What Has Happened to the Birthplace of American Liberty?
Two hundred and fifty years ago a group of exceptionally brave men stood on a field in the center of a small agricultural hamlet in the eastern part of the Massachusetts Bay Colony. They there gathered, intent on defending their liberties and those of their kin, by confronting a contingent of the largest military of the day—equally intent on subjugating those same liberties.
This type of courage is quite rare these days in an age where so many have proven themselves to be more willing to acquiesce to societal and governmental despotism and tyranny than to stand against it.
Everywhere you look today it seems that the legitimacy of Jefferson’s dour premonition, “The nature of things is for Liberty to yield and government to gain,” teams with the Madisonian adage “I believe there are more instances of the abridgment of the freedom of the people by gradual and silent encroachment of those in power than by violent and sudden usurpations,” to effectuate an abandonment of the principles of liberty—the very principles in which this nation was conceived. The township which touts itself as “The Birthplace of American Liberty,” is anything but an exception to this despotic digression.
When the citizens (then, technically, “subjects”) of this tiny community decided to rename it “Lexington” from the previous name, “Cambridge Farms,” the year was 1713. The community was just what the previous name had inferred: a farming community content to be rural, independent, and rugged. This status went largely unchanged with slow growth through the end of the 19th century. It was then that a “Progressive” (odd as is that tyranny could ever be interpreted as “Progressive”) migration from the communities just to the east began to infiltrate the town.

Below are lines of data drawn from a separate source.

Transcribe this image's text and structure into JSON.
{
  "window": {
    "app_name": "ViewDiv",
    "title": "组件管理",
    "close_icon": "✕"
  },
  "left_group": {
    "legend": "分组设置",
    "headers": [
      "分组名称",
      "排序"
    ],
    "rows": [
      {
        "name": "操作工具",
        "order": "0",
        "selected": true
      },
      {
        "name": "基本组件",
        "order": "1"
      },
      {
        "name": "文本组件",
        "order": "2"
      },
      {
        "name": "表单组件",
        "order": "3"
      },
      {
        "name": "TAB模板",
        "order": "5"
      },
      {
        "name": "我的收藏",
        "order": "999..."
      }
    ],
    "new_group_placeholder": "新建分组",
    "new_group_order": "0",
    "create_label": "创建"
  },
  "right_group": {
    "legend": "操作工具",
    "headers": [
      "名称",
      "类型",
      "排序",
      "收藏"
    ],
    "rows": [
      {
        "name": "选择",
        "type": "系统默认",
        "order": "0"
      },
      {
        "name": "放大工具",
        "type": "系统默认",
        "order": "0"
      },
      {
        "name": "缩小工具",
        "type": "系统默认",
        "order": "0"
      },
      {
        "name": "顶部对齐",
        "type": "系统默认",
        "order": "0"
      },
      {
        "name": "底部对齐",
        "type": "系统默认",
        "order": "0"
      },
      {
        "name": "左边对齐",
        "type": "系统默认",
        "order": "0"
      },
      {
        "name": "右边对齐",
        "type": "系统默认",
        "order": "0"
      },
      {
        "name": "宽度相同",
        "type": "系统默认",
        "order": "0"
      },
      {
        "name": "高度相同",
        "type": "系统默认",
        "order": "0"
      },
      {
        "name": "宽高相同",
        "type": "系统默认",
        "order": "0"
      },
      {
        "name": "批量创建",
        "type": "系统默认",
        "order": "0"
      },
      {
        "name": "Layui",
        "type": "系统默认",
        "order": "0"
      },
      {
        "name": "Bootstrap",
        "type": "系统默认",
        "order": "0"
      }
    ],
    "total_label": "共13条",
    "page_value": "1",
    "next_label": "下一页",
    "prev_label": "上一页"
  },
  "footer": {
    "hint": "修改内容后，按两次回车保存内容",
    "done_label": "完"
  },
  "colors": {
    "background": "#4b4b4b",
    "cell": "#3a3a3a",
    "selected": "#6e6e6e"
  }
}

The rural independent nature of the populace and the agricultural base began to erode, and the character was slowly subsumed by a growing number of socialist minded individuals who favored forced-collectivism to allowed-individualism. The tide has not since shifted—on the contrary. To those of us who prefer not to be slaves to society or society’s governments, it only appears to be getting worse.
Now this latest plague that has infested the overeducated statist class, “wokeism”, has been brought to bear on this town, with a full abandonment of an essential element of justice in any jurisdiction: egalitarianism—equal justice under the law. This duplicity is now on full display—right in the center of the town.
Up until about twenty years ago, and for over a hundred straight years prior, a creshe (the Christian manger scene) was displayed on the village green. A town bylaw outlawing such religious displays on government land was passed and creshes can now only be seen on private property in the community. This ordinance itself is, admittedly, in keeping with one of the sound principles of a society dedicated to the standards of Liberty: the separation of Church and State. This principle helps ensure that neither of these enterprises is contaminated by the other. It is a healthy and necessary separation and has, at its heart, the acknowledgment that one of these enterprises relies on faith (which itself requires the abandonment of reason) for its operation and must be allowed as wide a berth as it wishes in civil society as long as no body or property rights are violated in the process, and the other cannot be allowed to indulge in such an abandonment, but must be restricted to the use of reason in every application of its authority—and that authority and scope must, itself, be strictly limited to a minimalist standard.
As such this bylaw, if applied in an egalitarian fashion, is consistent with one of the core principles of Liberty by providing this essential separation, and must therefore be viewed as appropriate.
However, the fly in this particular ointment is not the law itself, but how it is applied. For in this application, comes an unacceptable compromise—the compromising of egalitarianism. It appears that this bylaw only applies to the Christian faith as, on government land, not five hundred feet from the statue of Captain John Parker, the head of the Lexington Militia at the legendary battle on the Green where the monument is situated, stands this:
Now, while it may well be possible to successfully argue that the Muslim faith is not a religion (a nondestructive faith-based organization), but rather a cult (a destructive faith-based organization) due to its dedication to the elimination of all those who do not accept its tenets through the violent application of the Sword Verses Jihad, it cannot be successfully argued that it isn’t a faith-based organization. As a faith-based organization, it must be subject to the same restrictions that any other faith-based organization is subjected to, lest the essential standard of egalitarianism be abandoned and all that is remotely just, be abandoned right along with it.
In considering the obvious abandonment of this essential element of justice as defined by the tenets of Liberty in this instance, one must ask, how the construction of such an edifice could ever be permitted or tolerated in any community in our nation in the face of laws which prohibit it, let alone in the town that claims itself to be “The Birthplace of American Liberty”?
Harkening back to that Madisonian adage, exactly who is in power and abridging the freedoms of the People? The putridity of this hypocrisy can only be interpreted as a further regression of this community from the lofty heights of Liberty it personified in the late 18th Century to the lowly depths of woke despotism making its presence obvious now in the early 21st Century.
Thus, the town has now positioned itself to be no longer worthy not of the title, “The Birthplace of American Liberty,” but rather the more fitting, “The Birthplace of the Death Knell of American Liberty.”